Luego, más suave, le explicó a Belleti: “Todavía no queremos que se enteren de que estamos acá”. Belleti asintió avergonzado.
La oficina era amplia, de techos altos, fría, repleta de estanterías con libros y papeles; las paredes adornadas con pésimos cuadros que mostraban a los próceres de la Nación. Vigner fue hasta las ventanas. De allí se divisaba toda la plaza, que terminaba cien metros más allá, en la iglesia aún impregnada de oscuridad.
Stein iba abriendo todos los cajones que encontraba. Estela de pie en el medio de la habitación, observando. Belleti seguía a Stein como un perro fiel.
– Acá hay una botella de whisky – anunció Stein.
– Traígala, vamos a brindar – propuso Vigner.

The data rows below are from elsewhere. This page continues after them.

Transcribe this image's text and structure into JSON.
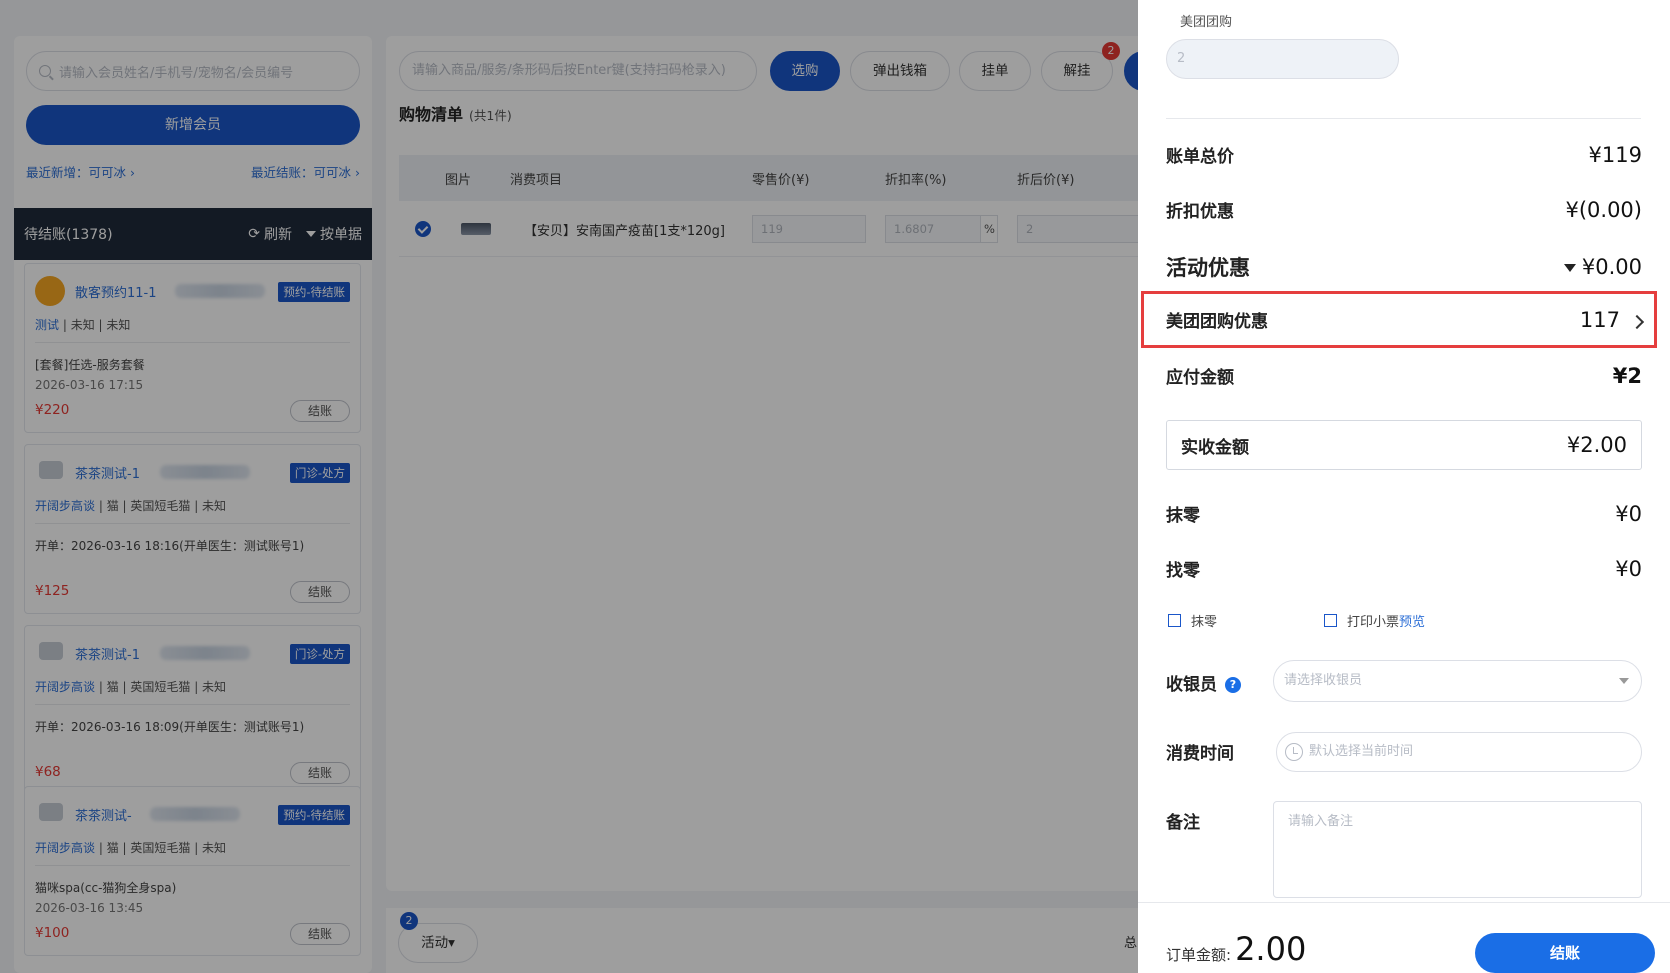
{
  "left": {
    "member_search_placeholder": "请输入会员姓名/手机号/宠物名/会员编号",
    "new_member": "新增会员",
    "recent_added": "最近新增：可可冰 ›",
    "recent_settled": "最近结账：可可冰 ›",
    "pending_title": "待结账(1378)",
    "refresh": "刷新",
    "by_bill": "按单据",
    "cards": [
      {
        "name": "散客预约11-1",
        "tag": "预约-待结账",
        "meta_link": "测试",
        "meta_rest": "| 未知 | 未知",
        "line1": "[套餐]任选-服务套餐",
        "line2": "2026-03-16 17:15",
        "price": "¥220",
        "btn": "结账"
      },
      {
        "name": "茶茶测试-1",
        "tag": "门诊-处方",
        "meta_link": "开阔步高谈",
        "meta_rest": "| 猫 | 英国短毛猫 | 未知",
        "line1": "开单：2026-03-16 18:16(开单医生：测试账号1)",
        "line2": "",
        "price": "¥125",
        "btn": "结账"
      },
      {
        "name": "茶茶测试-1",
        "tag": "门诊-处方",
        "meta_link": "开阔步高谈",
        "meta_rest": "| 猫 | 英国短毛猫 | 未知",
        "line1": "开单：2026-03-16 18:09(开单医生：测试账号1)",
        "line2": "",
        "price": "¥68",
        "btn": "结账"
      },
      {
        "name": "茶茶测试-",
        "tag": "预约-待结账",
        "meta_link": "开阔步高谈",
        "meta_rest": "| 猫 | 英国短毛猫 | 未知",
        "line1": "猫咪spa(cc-猫狗全身spa)",
        "line2": "2026-03-16 13:45",
        "price": "¥100",
        "btn": "结账"
      }
    ]
  },
  "center": {
    "product_search_placeholder": "请输入商品/服务/条形码后按Enter键(支持扫码枪录入)",
    "buttons": {
      "select": "选购",
      "cash_drawer": "弹出钱箱",
      "hang": "挂单",
      "unhang": "解挂"
    },
    "unhang_badge": "2",
    "cart_title": "购物清单",
    "cart_count": "(共1件)",
    "columns": [
      "图片",
      "消费项目",
      "零售价(¥)",
      "折扣率(%)",
      "折后价(¥)"
    ],
    "row": {
      "name": "【安贝】安南国产疫苗[1支*120g]",
      "retail": "119",
      "discount": "1.6807",
      "percent": "%",
      "after": "2"
    },
    "activity": "活动▾",
    "activity_badge": "2",
    "total_fragment": "总"
  },
  "drawer": {
    "meituan_label": "美团团购",
    "meituan_value": "2",
    "bill_total_label": "账单总价",
    "bill_total": "¥119",
    "discount_label": "折扣优惠",
    "discount": "¥(0.00)",
    "activity_label": "活动优惠",
    "activity": "¥0.00",
    "meituan_discount_label": "美团团购优惠",
    "meituan_discount": "117",
    "payable_label": "应付金额",
    "payable": "¥2",
    "received_label": "实收金额",
    "received": "¥2.00",
    "rounding_label": "抹零",
    "rounding": "¥0",
    "change_label": "找零",
    "change": "¥0",
    "cb_rounding": "抹零",
    "cb_print": "打印小票",
    "cb_preview": "预览",
    "cashier_label": "收银员",
    "cashier_placeholder": "请选择收银员",
    "time_label": "消费时间",
    "time_placeholder": "默认选择当前时间",
    "remark_label": "备注",
    "remark_placeholder": "请输入备注",
    "order_amount_label": "订单金额:",
    "order_amount": "2.00",
    "checkout": "结账"
  }
}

Nos acomodamos alrededor del escritorio y nos fuimos pasando la botella. Trago a trago nos fuimos relajando y ensayando unas sonrisas nuevas, aunque no por ello, menos inútiles.
– Acá estamos, che… – deslizó entre las sonrisas Belleti.
– Así es – continuó Vigner –, ahora sólo hay que esperar.
Lo que Vigner decía era que ya habíamos hechos nuestra parte, que ahora le tocaba a otros hacer.
Por las ventanas empezó a entrar algo de claridad. Me asomé por una de ellas. Todo seguía igual de silencioso, de desierto. Me giré y me senté en el sillón del intendente. Belleti estaba sentado en el piso, apoyado en una de las estanterías. Vigner revisaba libros. Estela y Stein seguían tomando whisky y riendo. Cerré los ojos y creo que dormité.